Polygamie: Bei den LDS, der größten Gemeinschaft der Mormonen mit Sitz in Salt Lake City und mit weltweit etwa 14 Millionen Mitgliedern wird die Vielehe nicht mehr praktiziert. Eine Reihe fundamentalistischer Gruppen halten das für Verrat und praktizieren weiterhin polygame Lebensformen.
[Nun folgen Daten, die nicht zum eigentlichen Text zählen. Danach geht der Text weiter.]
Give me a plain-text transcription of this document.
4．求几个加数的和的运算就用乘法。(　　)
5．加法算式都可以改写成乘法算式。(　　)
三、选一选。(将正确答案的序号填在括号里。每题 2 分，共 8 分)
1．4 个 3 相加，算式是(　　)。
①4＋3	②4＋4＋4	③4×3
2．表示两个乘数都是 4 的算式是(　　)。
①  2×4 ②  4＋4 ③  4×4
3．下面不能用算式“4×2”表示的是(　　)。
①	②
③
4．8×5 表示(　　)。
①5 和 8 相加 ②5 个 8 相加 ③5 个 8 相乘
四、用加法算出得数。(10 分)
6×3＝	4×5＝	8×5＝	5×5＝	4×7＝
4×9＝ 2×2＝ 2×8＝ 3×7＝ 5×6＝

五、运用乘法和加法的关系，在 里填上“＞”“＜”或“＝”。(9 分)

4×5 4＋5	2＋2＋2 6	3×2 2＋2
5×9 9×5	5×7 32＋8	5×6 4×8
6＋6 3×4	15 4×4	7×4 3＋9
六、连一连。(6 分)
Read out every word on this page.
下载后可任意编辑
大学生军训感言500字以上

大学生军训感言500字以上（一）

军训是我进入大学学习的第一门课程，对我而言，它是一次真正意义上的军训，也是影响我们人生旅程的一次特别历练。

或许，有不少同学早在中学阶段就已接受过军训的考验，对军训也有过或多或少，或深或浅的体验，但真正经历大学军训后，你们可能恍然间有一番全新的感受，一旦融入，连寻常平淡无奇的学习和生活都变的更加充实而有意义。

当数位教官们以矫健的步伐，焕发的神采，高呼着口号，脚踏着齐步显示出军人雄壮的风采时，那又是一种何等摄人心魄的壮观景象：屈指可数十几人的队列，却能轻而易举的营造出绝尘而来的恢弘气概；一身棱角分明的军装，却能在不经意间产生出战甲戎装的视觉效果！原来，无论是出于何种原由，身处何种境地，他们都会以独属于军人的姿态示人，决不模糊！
Lesetipp: Eine gute Darstellung insbesondere der fundamentalistischen Mormonen bietet: Jon Krakauer, "Mord im Auftrag Gottes. Eine Reportage über religiösen Fundamentalismus"(Piper), München 2004
Reisetipps: Berge, Wüsten, Canyons und Seen - Utah hat viel zu bieten. Möglichkeiten zu einem "Utah-in-slow-motion-Urlaub" mit Reiten, Wandern und Bootstouren bestehen das ganze Jahr über. Infos: castlevalleyoutdoors.com; www.visitutah.eu; utah.com/lakepowell
Und doch - die Church of Christ of Latter Day Saints(LDS) ist etwas sehr Spezielles, und Utah, ihre Heimstatt und ihr Heimatstaat, ist ohne sie nicht zu verstehen.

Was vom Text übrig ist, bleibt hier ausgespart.